We know the political excuses – loyalty to ‘the movement’ and to old comrades; the wish to preserve party unity; the fear of how strong the forces of corruption might be. As with the bishop’s excuses, none of these is valid; and likewise, until the President finds the strength and conviction to face up to the problem of endemic corruption in his party and his government, it will continue to undermine his many laudable intentions and achievements.
Mr Ramaphosa does not have the luxury of time. He faces re-election as ANC president at the end of next year. Reactionary forces are gathering – to drink tea now, but soon enough they will mobilise for less refined purposes. He also has to guide the country through the immense challenge of COVID-19, and to find ways of dealing with entrenched poverty and unemployment. He deserves every sympathy, but he needs to know that the state of our nation at the moment is fragile, and that it needs strong, principled, ethical leadership; and that he is one of the very few people who can provide that. In theological language, what we need from Mr Ramaphosa is prophetic courage.

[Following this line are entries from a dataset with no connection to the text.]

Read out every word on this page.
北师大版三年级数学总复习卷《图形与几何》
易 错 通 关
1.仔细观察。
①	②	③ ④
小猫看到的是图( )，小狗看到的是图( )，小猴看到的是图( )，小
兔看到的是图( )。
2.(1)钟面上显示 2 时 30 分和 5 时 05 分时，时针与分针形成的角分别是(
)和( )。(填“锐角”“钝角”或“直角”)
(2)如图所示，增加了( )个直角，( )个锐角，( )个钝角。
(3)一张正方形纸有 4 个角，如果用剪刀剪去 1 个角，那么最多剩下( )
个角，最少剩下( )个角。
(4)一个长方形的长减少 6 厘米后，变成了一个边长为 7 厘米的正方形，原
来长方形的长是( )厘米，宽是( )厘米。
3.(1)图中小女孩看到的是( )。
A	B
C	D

The President employed a lovely fynbos metaphor in his speech. It is comforting to think of our nation in these terms: like the fynbos, we are beautiful, diverse, unique, well-adapted, resilient, able to come through fire and thrive because of it.
But it also happens to be the case that, in many part of its range, the fynbos is severely endangered. Many individual species are dying out, weakening the whole biome as they go. Unless the many threats to the fynbos are diligently and bravely dealt with, it cannot be taken for granted that it will survive in the long run. As with the fynbos, so with the nation?